そう、ユネスコはこの橋がエルベ川の景観を損ねたとして、2009年に世界文化遺産を抹消してしまったのである。

それは日本の世界遺産においても一緒。景観を守る為に不便な事が起こるケースもある。

実際、1995年に世界文化遺産に登録された白川郷・五箇山の合掌造り集落では景観を損ねかねないお土産店の販促ポスターは自粛。2004年に世界文化遺産に登録された紀伊山地の霊場と参詣道では自分の土地の木を切るのにも市の許可が必要な場合もある等、それまで当たり前に出来た事が出井厳されている。

ドレスデンのヴァルトシュロッセン橋の総工費は約240億円を超え、わざわざ巨額を投じた橋が仇となり、世界遺産の称号を失った。しかし、橋の建設にはこの街で暮らす住人の切実な願いがあった。

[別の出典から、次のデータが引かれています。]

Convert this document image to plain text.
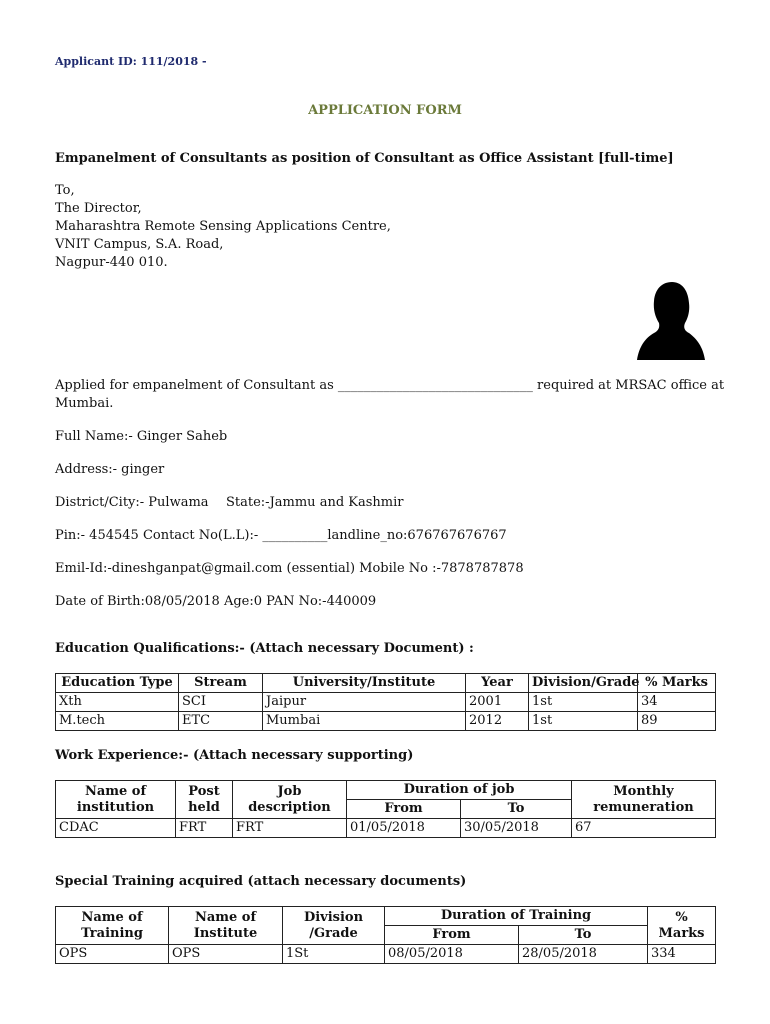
Applicant ID: 111/2018 -
APPLICATION FORM
Empanelment of Consultants as position of Consultant as Office Assistant [full-time]
To,
The Director,
Maharashtra Remote Sensing Applications Centre,
VNIT Campus, S.A. Road,
Nagpur-440 010.
Applied for empanelment of Consultant as ______________________________ required at MRSAC office at
Mumbai.
Full Name:- Ginger Saheb
Address:- ginger
District/City:- Pulwama State:-Jammu and Kashmir
Pin:- 454545 Contact No(L.L):- __________landline_no:676767676767
Emil-Id:-dineshganpat@gmail.com (essential) Mobile No :-7878787878
Date of Birth:08/05/2018 Age:0 PAN No:-440009
Education Qualifications:- (Attach necessary Document) :
Education Type	Stream	University/Institute	Year	Division/Grade	% Marks
Xth	SCI	Jaipur	2001	1st	34
M.tech	ETC	Mumbai	2012	1st	89
Work Experience:- (Attach necessary supporting)
Name of
institution	Post
held	Job description	Duration of job		Monthly
remuneration
			From	To	
CDAC	FRT	FRT	01/05/2018	30/05/2018	67
Special Training acquired (attach necessary documents)
Name of
Training	Name of
Institute	Division
/Grade	Duration of Training		% Marks
			From	To	
OPS	OPS	1St	08/05/2018	28/05/2018	334
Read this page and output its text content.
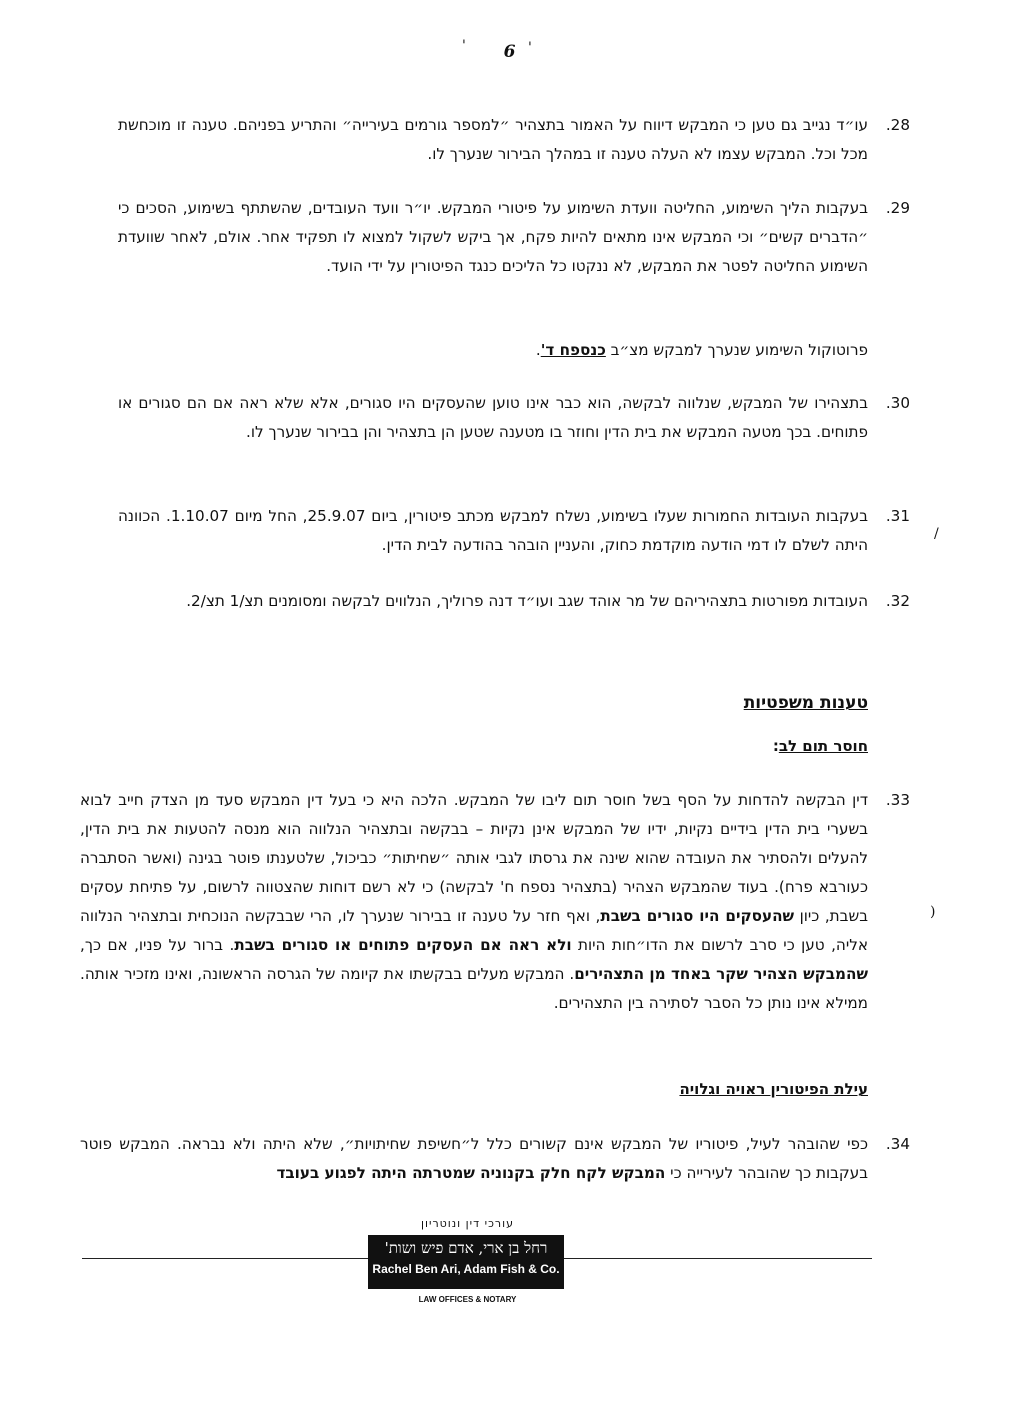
6
'	'
.28
עו״ד נגייב גם טען כי המבקש דיווח על האמור בתצהיר ״למספר גורמים בעירייה״ והתריע בפניהם. טענה זו מוכחשת מכל וכל. המבקש עצמו לא העלה טענה זו במהלך הבירור שנערך לו.
.29
בעקבות הליך השימוע, החליטה וועדת השימוע על פיטורי המבקש. יו״ר וועד העובדים, שהשתתף בשימוע, הסכים כי ״הדברים קשים״ וכי המבקש אינו מתאים להיות פקח, אך ביקש לשקול למצוא לו תפקיד אחר. אולם, לאחר שוועדת השימוע החליטה לפטר את המבקש, לא ננקטו כל הליכים כנגד הפיטורין על ידי הועד.
פרוטוקול השימוע שנערך למבקש מצ״ב כנספח ד'.
.30
בתצהירו של המבקש, שנלווה לבקשה, הוא כבר אינו טוען שהעסקים היו סגורים, אלא שלא ראה אם הם סגורים או פתוחים. בכך מטעה המבקש את בית הדין וחוזר בו מטענה שטען הן בתצהיר והן בבירור שנערך לו.
.31
בעקבות העובדות החמורות שעלו בשימוע, נשלח למבקש מכתב פיטורין, ביום 25.9.07, החל מיום 1.10.07. הכוונה היתה לשלם לו דמי הודעה מוקדמת כחוק, והעניין הובהר בהודעה לבית הדין.
/
.32
העובדות מפורטות בתצהיריהם של מר אוהד שגב ועו״ד דנה פרוליך, הנלווים לבקשה ומסומנים תצ/1 תצ/2.
טענות משפטיות
חוסר תום לב:
.33
דין הבקשה להדחות על הסף בשל חוסר תום ליבו של המבקש. הלכה היא כי בעל דין המבקש סעד מן הצדק חייב לבוא בשערי בית הדין בידיים נקיות, ידיו של המבקש אינן נקיות – בבקשה ובתצהיר הנלווה הוא מנסה להטעות את בית הדין, להעלים ולהסתיר את העובדה שהוא שינה את גרסתו לגבי אותה ״שחיתות״ כביכול, שלטענתו פוטר בגינה (ואשר הסתברה כעורבא פרח). בעוד שהמבקש הצהיר (בתצהיר נספח ח' לבקשה) כי לא רשם דוחות שהצטווה לרשום, על פתיחת עסקים בשבת, כיון שהעסקים היו סגורים בשבת, ואף חזר על טענה זו בבירור שנערך לו, הרי שבבקשה הנוכחית ובתצהיר הנלווה אליה, טען כי סרב לרשום את הדו״חות היות ולא ראה אם העסקים פתוחים או סגורים בשבת. ברור על פניו, אם כך, שהמבקש הצהיר שקר באחד מן התצהירים. המבקש מעלים בבקשתו את קיומה של הגרסה הראשונה, ואינו מזכיר אותה. ממילא אינו נותן כל הסבר לסתירה בין התצהירים.
)
עילת הפיטורין ראויה וגלויה
.34
כפי שהובהר לעיל, פיטוריו של המבקש אינם קשורים כלל ל״חשיפת שחיתויות״, שלא היתה ולא נבראה. המבקש פוטר בעקבות כך שהובהר לעירייה כי המבקש לקח חלק בקנוניה שמטרתה היתה לפגוע בעובד
עורכי דין ונוטריון
רחל בן ארי, אדם פיש ושות'
Rachel Ben Ari, Adam Fish & Co.
LAW OFFICES & NOTARY
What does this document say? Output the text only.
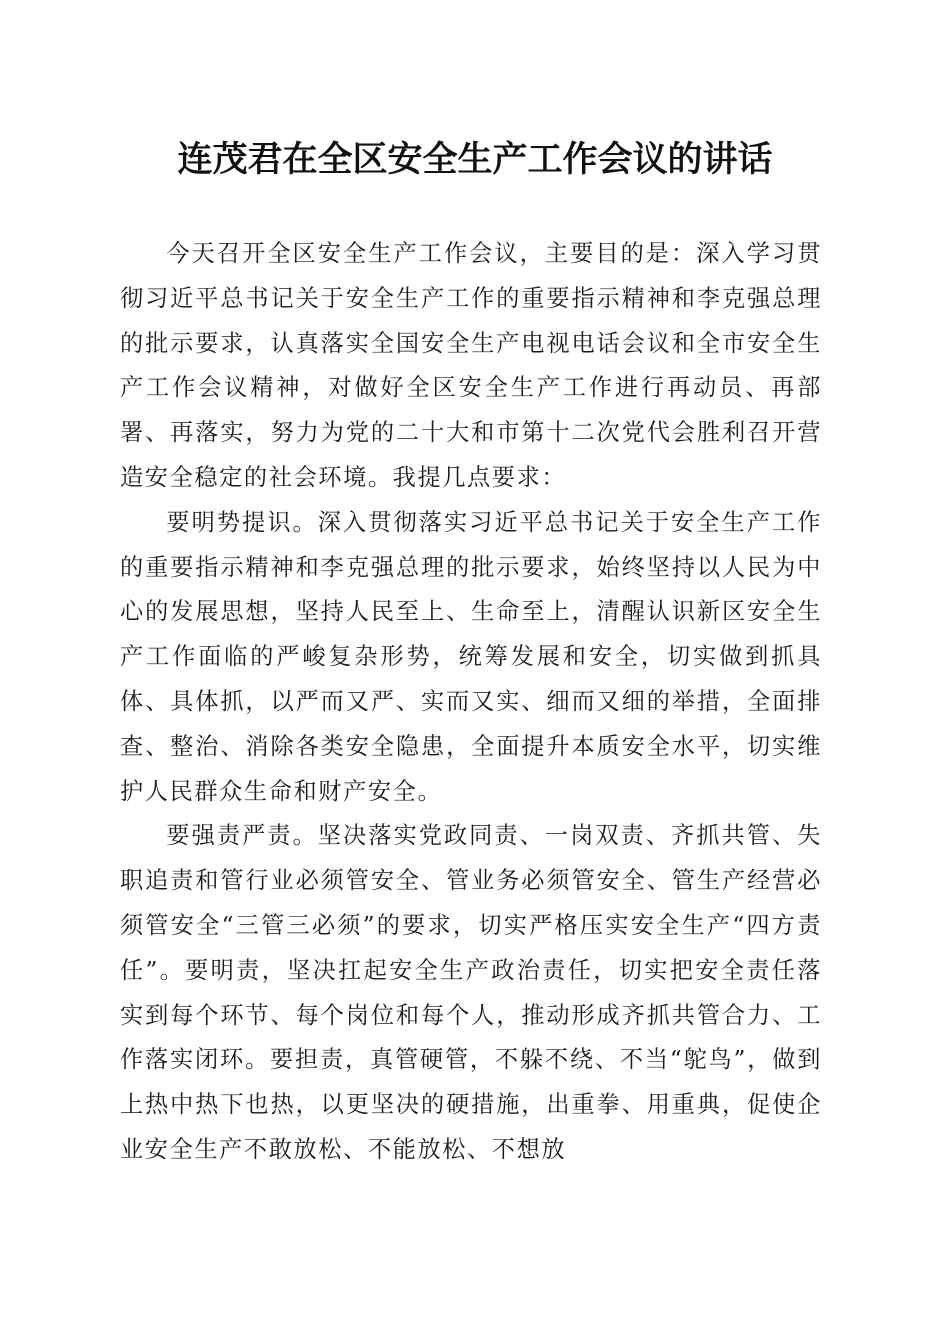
连茂君在全区安全生产工作会议的讲话

今天召开全区安全生产工作会议，主要目的是：深入学习贯彻习近平总书记关于安全生产工作的重要指示精神和李克强总理的批示要求，认真落实全国安全生产电视电话会议和全市安全生产工作会议精神，对做好全区安全生产工作进行再动员、再部署、再落实，努力为党的二十大和市第十二次党代会胜利召开营造安全稳定的社会环境。我提几点要求：

要明势提识。深入贯彻落实习近平总书记关于安全生产工作的重要指示精神和李克强总理的批示要求，始终坚持以人民为中心的发展思想，坚持人民至上、生命至上，清醒认识新区安全生产工作面临的严峻复杂形势，统筹发展和安全，切实做到抓具体、具体抓，以严而又严、实而又实、细而又细的举措，全面排查、整治、消除各类安全隐患，全面提升本质安全水平，切实维护人民群众生命和财产安全。

要强责严责。坚决落实党政同责、一岗双责、齐抓共管、失职追责和管行业必须管安全、管业务必须管安全、管生产经营必须管安全“三管三必须”的要求，切实严格压实安全生产“四方责任”。要明责，坚决扛起安全生产政治责任，切实把安全责任落实到每个环节、每个岗位和每个人，推动形成齐抓共管合力、工作落实闭环。要担责，真管硬管，不躲不绕、不当“鸵鸟”，做到上热中热下也热，以更坚决的硬措施，出重拳、用重典，促使企业安全生产不敢放松、不能放松、不想放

橋の建設問題に関わった人の話では、川の南側は住宅街で北側は工場など会社が多くある場所。以前はどちらも2km離れた橋まで遠回りしないと渡れなかったので不便だった。市民の生活にはこの橋が必要だったのだという。

橋の建設を問う住民投票の結果、3分の2の人が賛成。皆が世界文化遺産登録を取り消される覚悟で橋の建設に賛成したのである。

橋を建設して住民は大満足だという。

ちなみに観光客は2009年に登録を取り消され後も増加。ドレスデンは今ではむしろ唯一無二の元世界文化遺産の街として人気になっている。